Il granulato di laterizio FBM Lab
Il granulato di laterizio FBM Lab

In tale ambito, FBM Lab, grazie ai suoi investimenti in tecnologia e ad un importante studio sui tipi di laterizio FBM da utilizzare, è riuscita a sviluppare una Linea Cemento ed una Linea Calce denominata CLAY che utilizzano il cocciopesto anche nelle più piccole granulometrie come base per i suoi prodotti rivolti al restauro ed alla nuova edilizia. Aspetto fondamentale è anche la costanza in termini cromatici che il granulato dona ai suoi prodotti e che trova applicazione anche moderne come il microcemento Le Terre che utilizzando il granulato come colorante consente di creare i più disparati effetti cromatici ed al tempo stesso materici.

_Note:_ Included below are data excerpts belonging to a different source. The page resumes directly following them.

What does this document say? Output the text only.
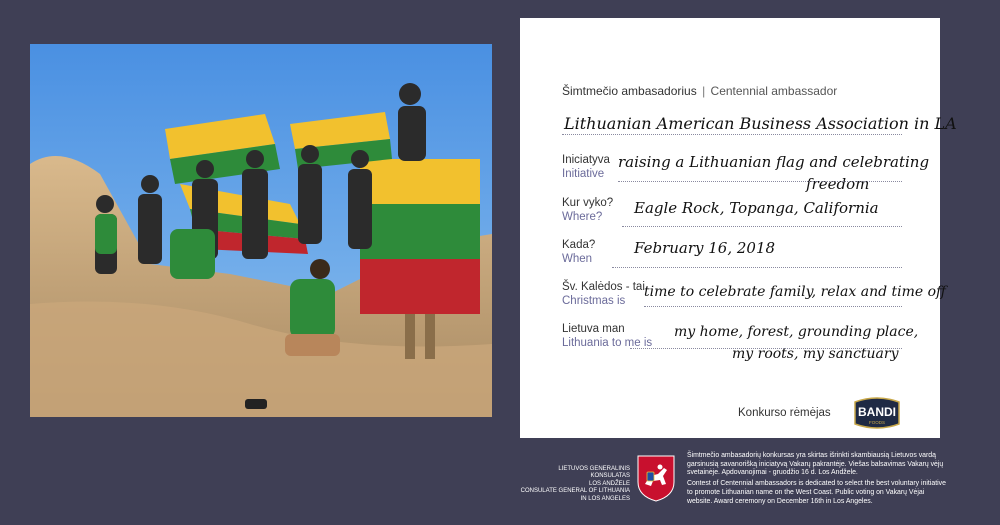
Šimtmečio ambasadorius | Centennial ambassador
Lithuanian American Business Association in LA
Iniciatyva
Initiative
raising a Lithuanian flag and celebrating
freedom
Kur vyko?
Where?	Eagle Rock, Topanga, California
Kada?
When
February 16, 2018
Šv. Kalėdos - tai
Christmas is
time to celebrate family, relax and time off
Lietuva man
Lithuania to me is
my home, forest, grounding place,
my roots, my sanctuary
Konkurso rėmėjas BANDI
FOODS
LIETUVOS GENERALINIS KONSULATAS
LOS ANDŽELE
CONSULATE GENERAL OF LITHUANIA
IN LOS ANGELES

Šimtmečio ambasadorių konkursas yra skirtas išrinkti skambiausią Lietuvos vardą garsinusią savanorišką iniciatyvą Vakarų pakrantėje. Viešas balsavimas Vakarų vėjų svetainėje. Apdovanojimai - gruodžio 16 d. Los Andžele.

Contest of Centennial ambassadors is dedicated to select the best voluntary initiative to promote Lithuanian name on the West Coast. Public voting on Vakarų Vėjai website. Award ceremony on December 16th in Los Angeles.
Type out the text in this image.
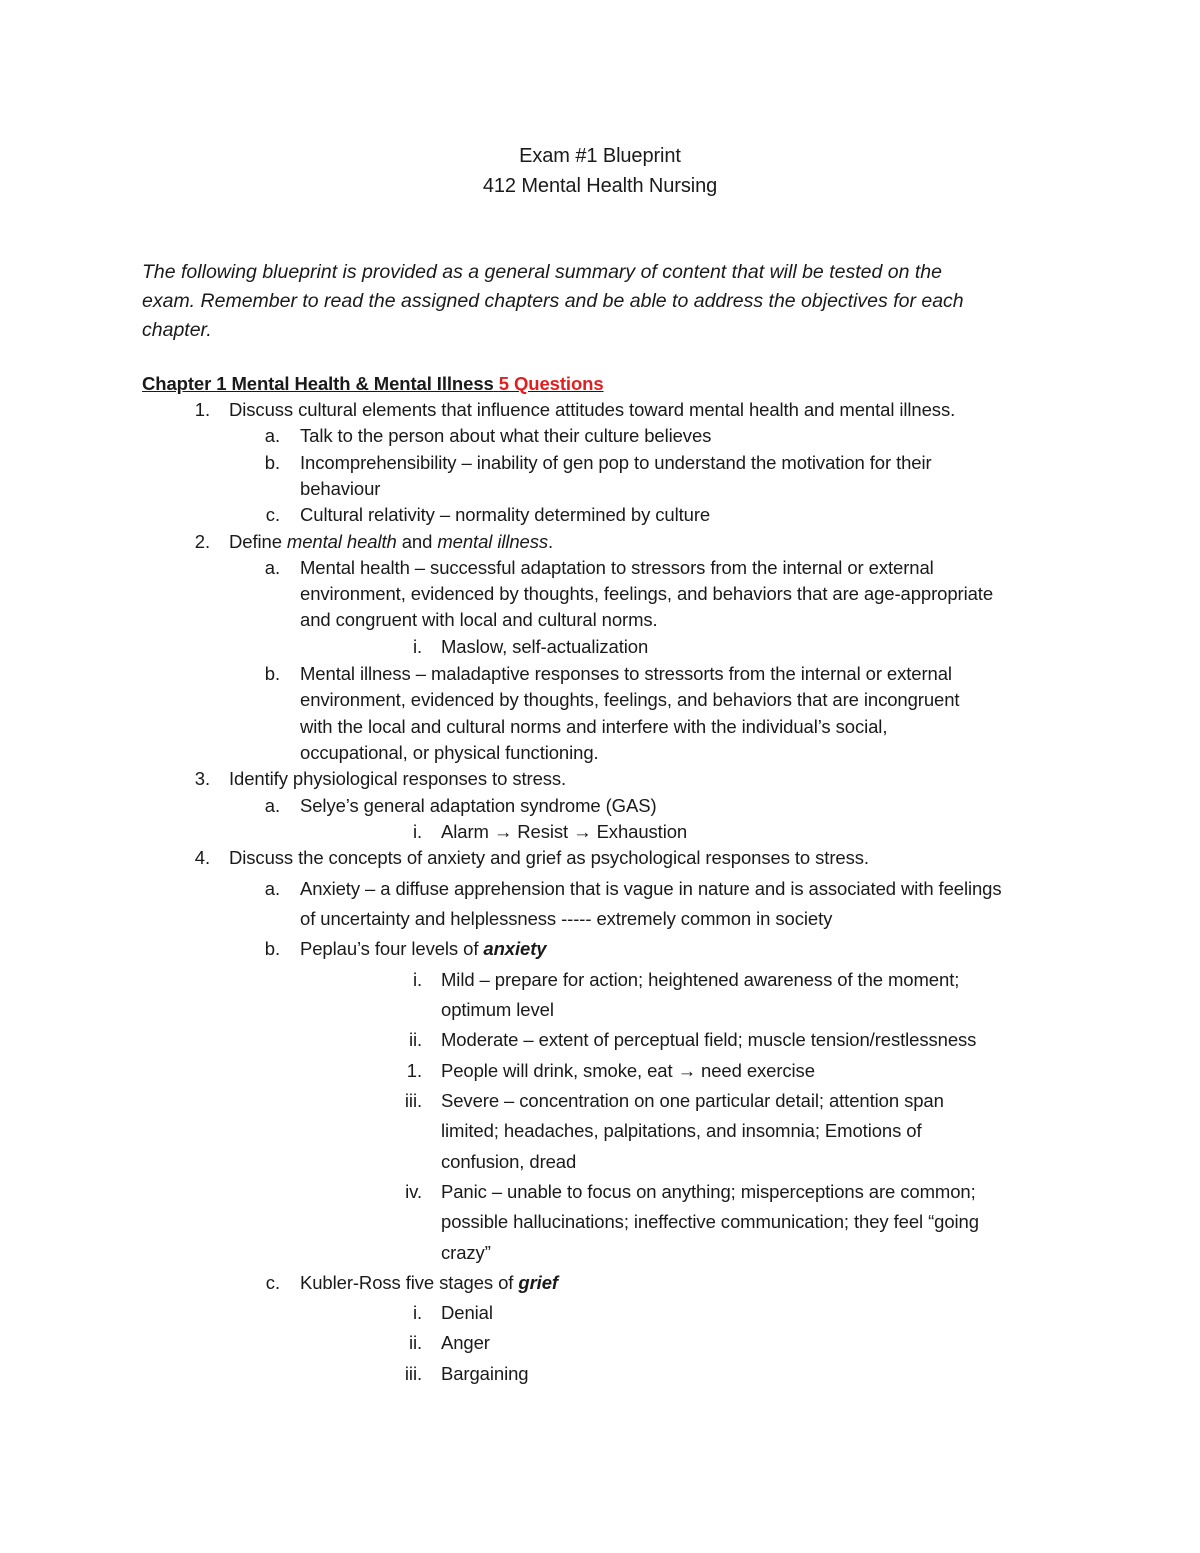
Exam #1 Blueprint
412 Mental Health Nursing
The following blueprint is provided as a general summary of content that will be tested on the
exam. Remember to read the assigned chapters and be able to address the objectives for each
chapter.
Chapter 1 Mental Health & Mental Illness 5 Questions
1. Discuss cultural elements that influence attitudes toward mental health and mental illness.
a. Talk to the person about what their culture believes
b. Incomprehensibility – inability of gen pop to understand the motivation for their
behaviour
c. Cultural relativity – normality determined by culture
2. Define mental health and mental illness.
a. Mental health – successful adaptation to stressors from the internal or external
environment, evidenced by thoughts, feelings, and behaviors that are age-appropriate
and congruent with local and cultural norms.
i. Maslow, self-actualization
b. Mental illness – maladaptive responses to stressorts from the internal or external
environment, evidenced by thoughts, feelings, and behaviors that are incongruent
with the local and cultural norms and interfere with the individual’s social,
occupational, or physical functioning.
3. Identify physiological responses to stress.
a. Selye’s general adaptation syndrome (GAS)
i. Alarm → Resist → Exhaustion
4. Discuss the concepts of anxiety and grief as psychological responses to stress.
a. Anxiety – a diffuse apprehension that is vague in nature and is associated with feelings
of uncertainty and helplessness ----- extremely common in society
b. Peplau’s four levels of anxiety
i. Mild – prepare for action; heightened awareness of the moment;
optimum level
ii. Moderate – extent of perceptual field; muscle tension/restlessness
1. People will drink, smoke, eat → need exercise
iii. Severe – concentration on one particular detail; attention span
limited; headaches, palpitations, and insomnia; Emotions of
confusion, dread
iv. Panic – unable to focus on anything; misperceptions are common;
possible hallucinations; ineffective communication; they feel “going
crazy”
c. Kubler-Ross five stages of grief
i. Denial
ii. Anger
iii. Bargaining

Applicazione importante è anche quella usata nel Ter1, rasante per esterni dai colori caldi e che trova applicazione in tutte le tipologie di costruzioni sia moderne che classiche all’interno dei centri storici italiani. Altro tipo di utilizzo del granulato è quella nella malte colorate (Ter2 G, R e T M5) sia a base cemento che calce che donano alle facciate una continuità unica nel suo genere se applicate con i mattoni a faccia vista FBM.

Da un punto di visa del Flooring, oltre al battuto in cocciopesto, che ha visto una rilevante referenza nel Braccio di carlo magno (Città del Vaticano), l’FBM 66, della linea Cemento, emerge come innovativo legante cementizio premiscelato per la realizzazione di pavimentazioni architettoniche con granulato di laterizio e riporta, nel 2018, un'importante referenza nel rifacimento delle pavimentazioni circostanti al Mausoleo di Augusto a Piazza Augusto Imperatore a Roma: grazie all’utilizzo del granulato, l’FBM66 ha consentito la perfetta continuità storica, architettonica e cromatica della nuova pavimentazione con il Mausoleo.

Il granulato di laterizio FBM Lab
Il granulato di laterizio FBM Lab

Nel corso del 2019, la famiglia FBM Lab avrà come risultato di un eccelente studio di un prodotto antico come il granulato rivisto in un’ottica moderna, tutta la Linea Clay a base calce che trova sua degna applicazione, oltre che nel restauro, anche e soprattutto nell’edilizia biocompatibile: tali prodotti uniti all’utilizzo dei prodotti in laterizio FBM consentiranno il rispetto di tutti i dettami che caratterizzano oggi la bioedilizia..

Nel corso dell’anno FBM Lab proporrà quindi un concetto di Casa FBM che potrà essere raggiunto mediante l’applicazione di sistemi costruttivi innovativi, vedasi la muratura confinata proposta da FBM come sistema antisismico, dati dall’utilizzo di materiali a base Laterizio e dall’unione del mondo FBM con quello FBM lab consentendo all’utente finale di avere una casa che sia anche uno stile di vita e che possa consentire il rispetto delle disposizioni normative vigenti in tema antisismico e termico.